It is a musical image of disorder that best describes driving attitudes in Yaounde. In music, such a situation will be described as a cacophony.
Countless visitors coming into Yaounde for the first time have always quickly noticed the disorderly manner in the flow of traffic. The recent deployment of the police in major city squares has greatly reversed the situation, but not enough to give the city traffic circulation system a clean sheet of orderliness.
In recent years, the municipal authorities took the necessary pains to install traffic signs on all the major streets of the city, but these road signs have served more as a decoration than as guide to help fluidify traffic as the initial intention was.
Manifestations of indiscipline include driving through zebra crossings without any regard for pedestrians, driving through when the red signals are on, overtaking and running on opposite lines often resulting in obstructing on-coming traffic and sudden halts with the necessary signaling signs for menial reasons as greeting a relative or acquaintance.
The list of these malpractices on the urban highway is very long; but one must deploy a new wave manifested essentially by senior state officials who ought to show the good example.
Several cases have been documented where ministers or other high-ranking officials ignore traffic rules and regulations. Many of them drive through "no passage" routes or "one way" routes while the respect of red lights has simply been thrown to the dogs!
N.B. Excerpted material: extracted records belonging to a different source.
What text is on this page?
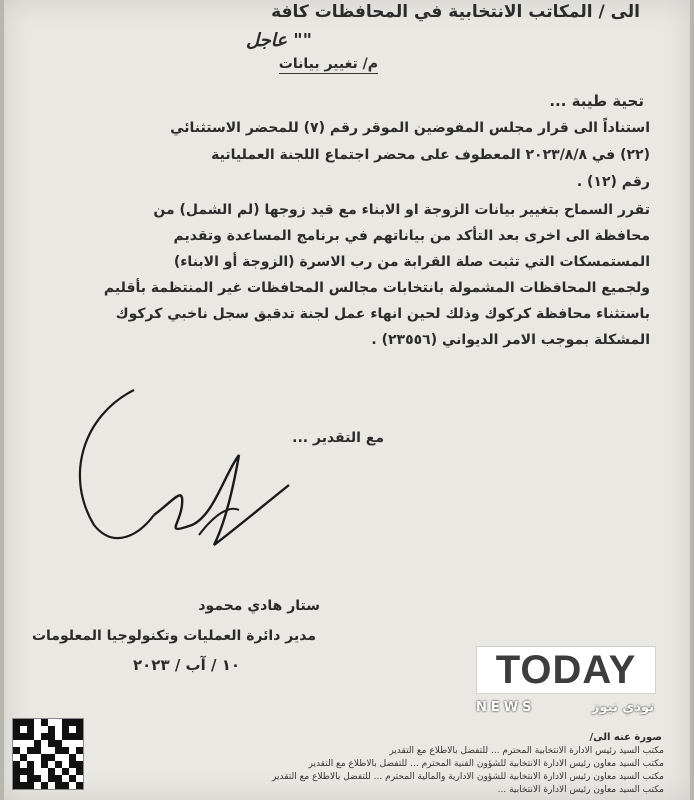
الى / المكاتب الانتخابية في المحافظات كافة
"" عاجل
م/ تغيير بيانات
تحية طيبة ...
استناداً الى قرار مجلس المفوضين الموقر رقم (٧) للمحضر الاستثنائي
(٢٢) في ٢٠٢٣/٨/٨ المعطوف على محضر اجتماع اللجنة العملياتية
رقم (١٢) .
تقرر السماح بتغيير بيانات الزوجة او الابناء مع قيد زوجها (لم الشمل) من
محافظة الى اخرى بعد التأكد من بياناتهم في برنامج المساعدة وتقديم
المستمسكات التي تثبت صلة القرابة من رب الاسرة (الزوجة أو الابناء)
ولجميع المحافظات المشمولة بانتخابات مجالس المحافظات غير المنتظمة بأقليم
باستثناء محافظة كركوك وذلك لحين انهاء عمل لجنة تدقيق سجل ناخبي كركوك
المشكلة بموجب الامر الديواني (٢٣٥٥٦) .
مع التقدير ...
ستار هادي محمود
مدير دائرة العمليات وتكنولوجيا المعلومات
١٠ / آب / ٢٠٢٣	TODAY
NEWS	تودي نيوز
صورة عنه الى/
مكتب السيد رئيس الادارة الانتخابية المحترم ... للتفضل بالاطلاع مع التقدير
مكتب السيد معاون رئيس الادارة الانتخابية للشؤون الفنية المحترم ... للتفضل بالاطلاع مع التقدير
مكتب السيد معاون رئيس الادارة الانتخابية للشؤون الادارية والمالية المحترم ... للتفضل بالاطلاع مع التقدير
مكتب السيد معاون رئيس الادارة الانتخابية ...
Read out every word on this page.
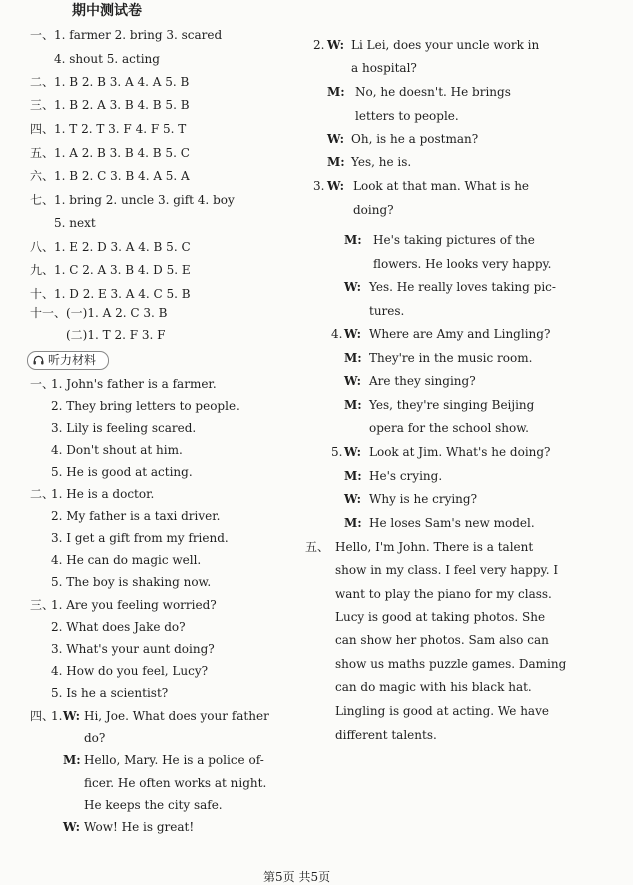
期中测试卷
一、 1. farmer 2. bring 3. scared
4. shout 5. acting
二、 1. B 2. B 3. A 4. A 5. B
三、 1. B 2. A 3. B 4. B 5. B
四、 1. T 2. T 3. F 4. F 5. T
五、 1. A 2. B 3. B 4. B 5. C
六、 1. B 2. C 3. B 4. A 5. A
七、 1. bring 2. uncle 3. gift 4. boy
5. next
八、 1. E 2. D 3. A 4. B 5. C
九、 1. C 2. A 3. B 4. D 5. E
十、 1. D 2. E 3. A 4. C 5. B
十一、 (一)1. A 2. C 3. B
(二)1. T 2. F 3. F
听力材料
一、
1. John's father is a farmer.
2. They bring letters to people.
3. Lily is feeling scared.
4. Don't shout at him.
5. He is good at acting.
二、
1. He is a doctor.
2. My father is a taxi driver.
3. I get a gift from my friend.
4. He can do magic well.
5. The boy is shaking now.
三、
1. Are you feeling worried?
2. What does Jake do?
3. What's your aunt doing?
4. How do you feel, Lucy?
5. Is he a scientist?
四、
1. W: Hi, Joe. What does your father
do?
M: Hello, Mary. He is a police of-
ficer. He often works at night.
He keeps the city safe.
W: Wow! He is great!
2. W: Li Lei, does your uncle work in
a hospital?
M: No, he doesn't. He brings
letters to people.
W: Oh, is he a postman?
M: Yes, he is.
3. W: Look at that man. What is he
doing?
M: He's taking pictures of the
flowers. He looks very happy.
W: Yes. He really loves taking pic-
tures.
4. W: Where are Amy and Lingling?
M: They're in the music room.
W: Are they singing?
M: Yes, they're singing Beijing
opera for the school show.
5. W: Look at Jim. What's he doing?
M: He's crying.
W: Why is he crying?
M: He loses Sam's new model.
五、 Hello, I'm John. There is a talent
show in my class. I feel very happy. I
want to play the piano for my class.
Lucy is good at taking photos. She
can show her photos. Sam also can
show us maths puzzle games. Daming
can do magic with his black hat.
Lingling is good at acting. We have
different talents.
第5页 共5页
These blatant acts of indiscipline by those supposed to be role models, have rather encouraged ordinary citizens to follow suit, creating a generalized atmosphere of confusion and cacophony described above.
It is now a common sight in our cities to see taxi drivers lined up in a ministerial motorcade to enjoy the impunity of neglecting traffic rules.
The same is observed nowadays of ambulances which are followed by unending queues of fast-going vehicles, with all the dangers that implies. A modicum of good citizenship is needed to salvage the present situation and the example must first of all come from above!